David Kennerly (davekennerly@tcsn.net)
Sat, 29 Mar 1997 14:25:34 -0800


> > David McFadzean writes
> > >When is
> > >it better to believe something that isn't true?
> > Never was my knee jerk anwser but I do have one example
> > that at the moment seems to me to be in the grey area here.
> > Sometimes one needs to believe one will achieve a goal in
> > order to increase one's chance of achieving it.
> > Suppose we consider 100 such goals (including some
> > impossible goals). If person A never attemps self delusion they
> > will achieve say 50 of the goals. Person B who succeeds in
> > believing that they will achieve all 100, goes on to achieve 60.
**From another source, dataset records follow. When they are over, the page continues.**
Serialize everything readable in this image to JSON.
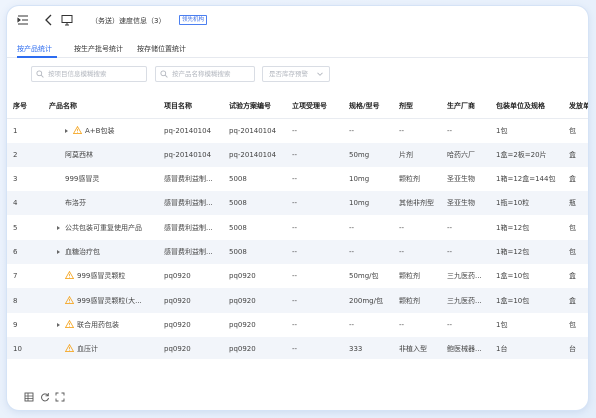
{
  "title": {
    "text": "（务送）速度信息（3）",
    "badge": "领先机构"
  },
  "tabs": [
    {
      "label": "按产品统计",
      "active": true
    },
    {
      "label": "按生产批号统计",
      "active": false
    },
    {
      "label": "按存储位置统计",
      "active": false
    }
  ],
  "filters": {
    "search1_placeholder": "按项目信息模糊搜索",
    "search2_placeholder": "按产品名称模糊搜索",
    "select_placeholder": "是否库存预警"
  },
  "table": {
    "columns": [
      "序号",
      "产品名称",
      "项目名称",
      "试验方案编号",
      "立项受理号",
      "规格/型号",
      "剂型",
      "生产厂商",
      "包装单位及规格",
      "发放单"
    ],
    "rows": [
      {
        "no": "1",
        "name": "A+B包装",
        "expand": true,
        "warn": true,
        "indent": 1,
        "project": "pq-20140104",
        "scheme": "pq-20140104",
        "accept": "--",
        "spec": "--",
        "form": "--",
        "maker": "--",
        "pack": "1包",
        "issue": "包"
      },
      {
        "no": "2",
        "name": "阿莫西林",
        "expand": false,
        "warn": false,
        "indent": 1,
        "project": "pq-20140104",
        "scheme": "pq-20140104",
        "accept": "--",
        "spec": "50mg",
        "form": "片剂",
        "maker": "哈药六厂",
        "pack": "1盒=2板=20片",
        "issue": "盒"
      },
      {
        "no": "3",
        "name": "999感冒灵",
        "expand": false,
        "warn": false,
        "indent": 1,
        "project": "感冒费利益制...",
        "scheme": "5008",
        "accept": "--",
        "spec": "10mg",
        "form": "颗粒剂",
        "maker": "圣亚生物",
        "pack": "1箱=12盒=144包",
        "issue": "盒"
      },
      {
        "no": "4",
        "name": "布洛芬",
        "expand": false,
        "warn": false,
        "indent": 1,
        "project": "感冒费利益制...",
        "scheme": "5008",
        "accept": "--",
        "spec": "10mg",
        "form": "其他非剂型",
        "maker": "圣亚生物",
        "pack": "1瓶=10粒",
        "issue": "瓶"
      },
      {
        "no": "5",
        "name": "公共包装可重复使用产品",
        "expand": true,
        "warn": false,
        "indent": 0,
        "project": "感冒费利益制...",
        "scheme": "5008",
        "accept": "--",
        "spec": "--",
        "form": "--",
        "maker": "--",
        "pack": "1箱=12包",
        "issue": "包"
      },
      {
        "no": "6",
        "name": "血糖治疗包",
        "expand": true,
        "warn": false,
        "indent": 0,
        "project": "感冒费利益制...",
        "scheme": "5008",
        "accept": "--",
        "spec": "--",
        "form": "--",
        "maker": "--",
        "pack": "1箱=12包",
        "issue": "包"
      },
      {
        "no": "7",
        "name": "999感冒灵颗粒",
        "expand": false,
        "warn": true,
        "indent": 1,
        "project": "pq0920",
        "scheme": "pq0920",
        "accept": "--",
        "spec": "50mg/包",
        "form": "颗粒剂",
        "maker": "三九医药...",
        "pack": "1盒=10包",
        "issue": "盒"
      },
      {
        "no": "8",
        "name": "999感冒灵颗粒(大...",
        "expand": false,
        "warn": true,
        "indent": 1,
        "project": "pq0920",
        "scheme": "pq0920",
        "accept": "--",
        "spec": "200mg/包",
        "form": "颗粒剂",
        "maker": "三九医药...",
        "pack": "1盒=10包",
        "issue": "盒"
      },
      {
        "no": "9",
        "name": "联合用药包装",
        "expand": true,
        "warn": true,
        "indent": 0,
        "project": "pq0920",
        "scheme": "pq0920",
        "accept": "--",
        "spec": "--",
        "form": "--",
        "maker": "--",
        "pack": "1包",
        "issue": "包"
      },
      {
        "no": "10",
        "name": "血压计",
        "expand": false,
        "warn": true,
        "indent": 1,
        "project": "pq0920",
        "scheme": "pq0920",
        "accept": "--",
        "spec": "333",
        "form": "非植入型",
        "maker": "鲍医械器...",
        "pack": "1台",
        "issue": "台"
      }
    ]
  },
  "icons": {
    "titlebar": [
      "list-indent-icon",
      "back-arrow-icon",
      "monitor-icon"
    ],
    "footer": [
      "table-settings-icon",
      "refresh-icon",
      "fullscreen-icon"
    ]
  },
  "colors": {
    "accent": "#2d6cf0",
    "warn": "#f5a623",
    "stripe": "#f2f5fa"
  }
}
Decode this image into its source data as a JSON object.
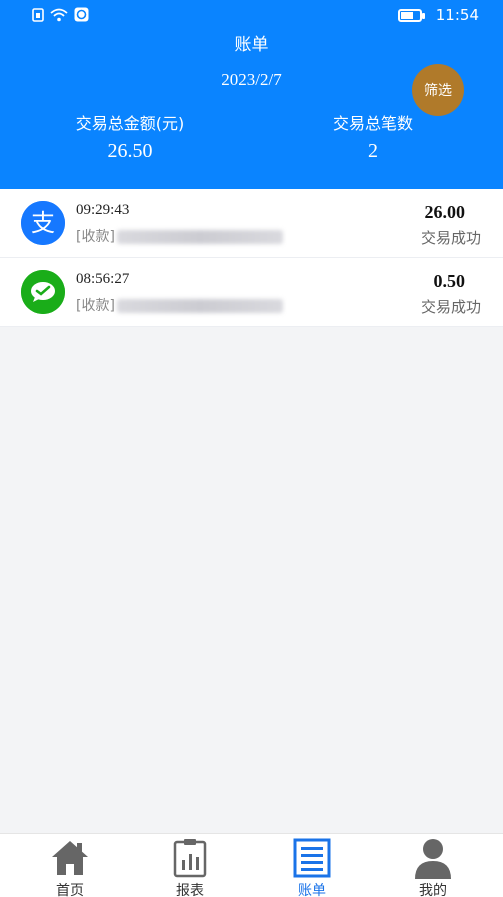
{
  "status_bar": {
    "time": "11:54"
  },
  "header": {
    "title": "账单",
    "date": "2023/2/7",
    "filter_label": "筛选",
    "total_amount_label": "交易总金额(元)",
    "total_amount_value": "26.50",
    "total_count_label": "交易总笔数",
    "total_count_value": "2"
  },
  "transactions": [
    {
      "icon": "alipay-icon",
      "time": "09:29:43",
      "desc_prefix": "[收款]",
      "amount": "26.00",
      "status": "交易成功"
    },
    {
      "icon": "wechat-pay-icon",
      "time": "08:56:27",
      "desc_prefix": "[收款]",
      "amount": "0.50",
      "status": "交易成功"
    }
  ],
  "tabs": [
    {
      "label": "首页",
      "icon": "home-icon"
    },
    {
      "label": "报表",
      "icon": "report-icon"
    },
    {
      "label": "账单",
      "icon": "bill-icon"
    },
    {
      "label": "我的",
      "icon": "user-icon"
    }
  ],
  "colors": {
    "header_bg": "#0a84ff",
    "filter_bg": "#b07a2a",
    "alipay": "#1678ff",
    "wechat": "#1aad19",
    "active_tab": "#1a73e8"
  },
  "active_tab": "账单"
}
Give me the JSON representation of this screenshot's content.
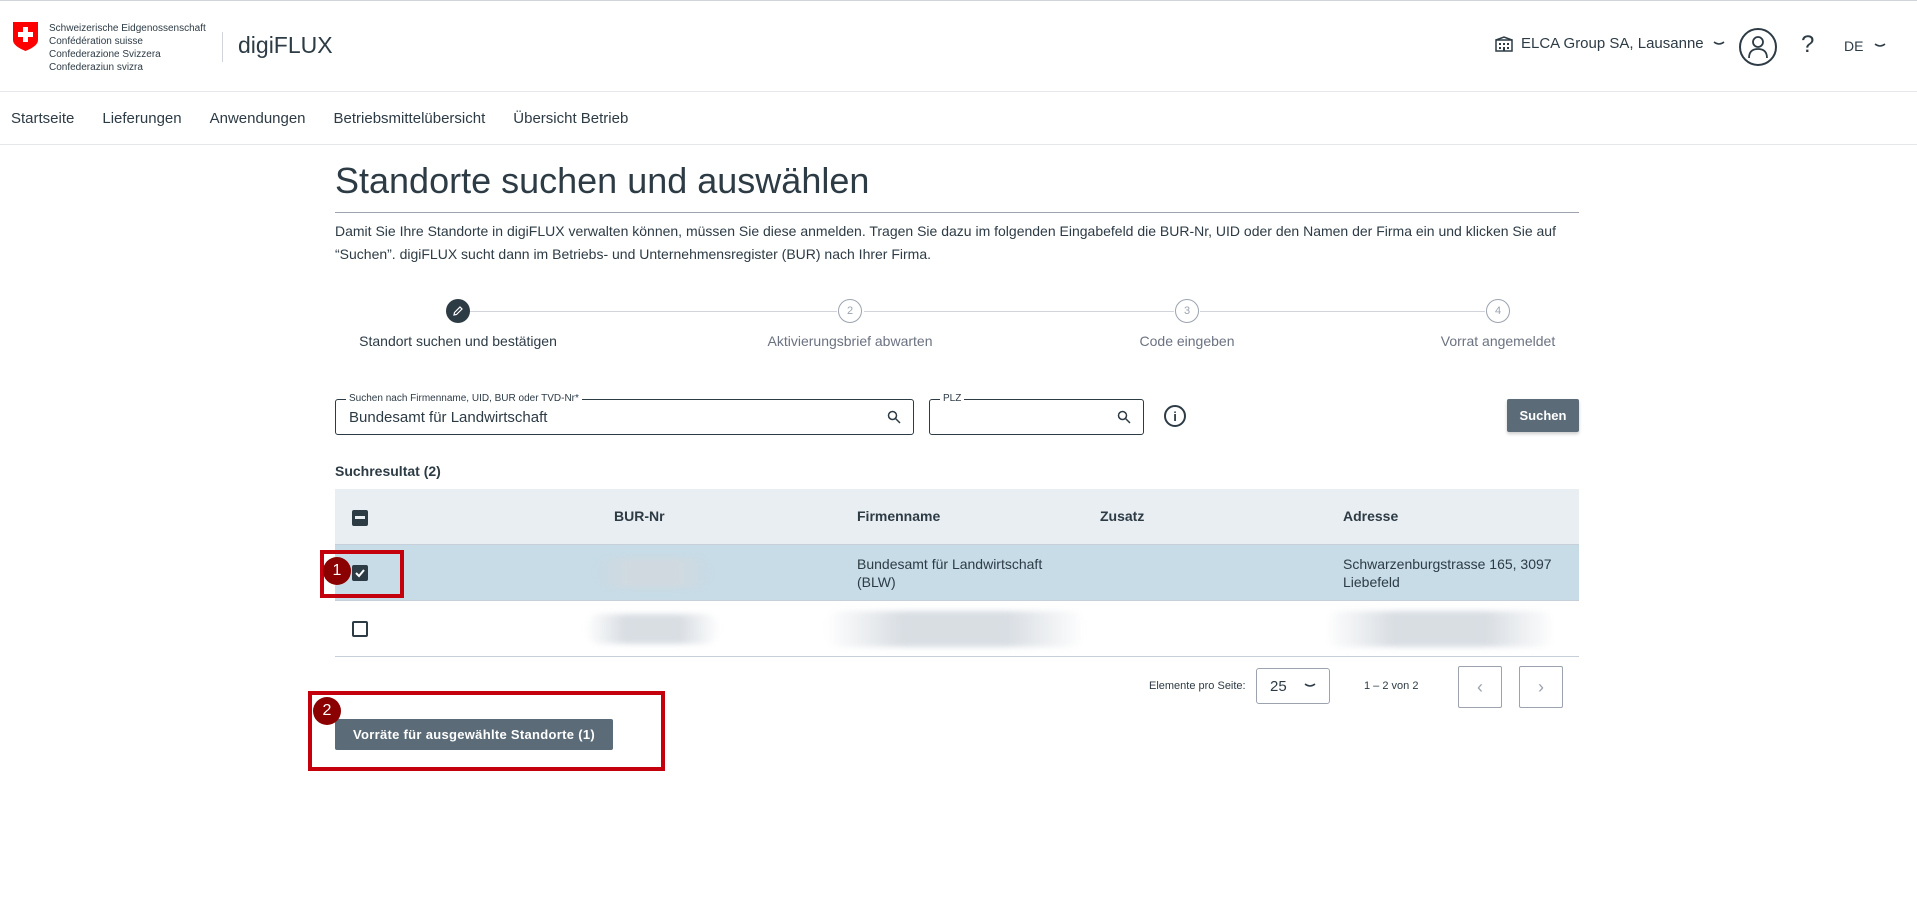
{
  "header": {
    "logo_lines": [
      "Schweizerische Eidgenossenschaft",
      "Confédération suisse",
      "Confederazione Svizzera",
      "Confederaziun svizra"
    ],
    "app_name": "digiFLUX",
    "org_name": "ELCA Group SA, Lausanne",
    "help": "?",
    "language": "DE"
  },
  "nav": {
    "items": [
      "Startseite",
      "Lieferungen",
      "Anwendungen",
      "Betriebsmittelübersicht",
      "Übersicht Betrieb"
    ]
  },
  "page": {
    "title": "Standorte suchen und auswählen",
    "description_1": "Damit Sie Ihre Standorte in digiFLUX verwalten können, müssen Sie diese anmelden. Tragen Sie dazu im folgenden Eingabefeld die BUR-Nr, UID oder den Namen der Firma ein und klicken Sie auf",
    "description_2": "“Suchen”. digiFLUX sucht dann im Betriebs- und Unternehmensregister (BUR) nach Ihrer Firma."
  },
  "stepper": {
    "steps": [
      {
        "number": "1",
        "label": "Standort suchen und bestätigen",
        "state": "active"
      },
      {
        "number": "2",
        "label": "Aktivierungsbrief abwarten",
        "state": "todo"
      },
      {
        "number": "3",
        "label": "Code eingeben",
        "state": "todo"
      },
      {
        "number": "4",
        "label": "Vorrat angemeldet",
        "state": "todo"
      }
    ]
  },
  "search": {
    "query_label": "Suchen nach Firmenname, UID, BUR oder TVD-Nr*",
    "query_value": "Bundesamt für Landwirtschaft",
    "plz_label": "PLZ",
    "plz_value": "",
    "info_icon": "i",
    "button_label": "Suchen"
  },
  "results": {
    "count_label": "Suchresultat (2)",
    "columns": [
      "BUR-Nr",
      "Firmenname",
      "Zusatz",
      "Adresse"
    ],
    "rows": [
      {
        "selected": true,
        "bur": "",
        "name_1": "Bundesamt für Landwirtschaft",
        "name_2": "(BLW)",
        "zusatz": "",
        "address_1": "Schwarzenburgstrasse 165, 3097",
        "address_2": "Liebefeld"
      },
      {
        "selected": false,
        "bur": "",
        "name_1": "",
        "name_2": "",
        "zusatz": "",
        "address_1": "",
        "address_2": ""
      }
    ]
  },
  "pagination": {
    "per_page_label": "Elemente pro Seite:",
    "per_page_value": "25",
    "range": "1 – 2 von 2",
    "prev": "‹",
    "next": "›"
  },
  "actions": {
    "primary_label": "Vorräte für ausgewählte Standorte (1)"
  },
  "annotations": [
    {
      "number": "1",
      "color": "#c4000d"
    },
    {
      "number": "2",
      "color": "#c4000d"
    }
  ],
  "colors": {
    "primary": "#2d3b45",
    "button": "#5b6b78",
    "header_row": "#e9eef2",
    "selected_row": "#c7dce7",
    "annotation": "#c4000d",
    "swiss_red": "#ff0000"
  }
}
> > Doesnt person B presents an example of occaisions when it
> > is better to believe something that isnt true? If not why not?
>
> This reminds me of something someone else said (Nate, maybe?) about a
> powerful advertising meme changing the ways you perceive reality and as a
> result making if harder to remove that meme from you head. If we are
> meme-ecologies, to what extent does changing our memes change that
> ecology, and as a result the change the selection pressures within that
> ecology? Can a new meme create a niche that wasn't there before that
meme
> was introduced? Does the introduction of the "if you think it will work
> it will" meme re-align the meme-scheme so that it can become a
> self-fulfilling prophecy? Does "I can't do that" have a similar, albeit
> opposite, effect?

Affirmations to those questions. A new meme must create a niche... since
if it were there before, there would be a meme in it. "If you think it
will work it will" is a motivational meme. Without motivation the meme
will never see the light of physical action. It will never live past the
"larval" stage of ideahood to the "adult" stage of behaviorhood. Self-help
psychology books are full of illustrations of "I can't do that" memes
killing off potentially successful memes in their larval stages.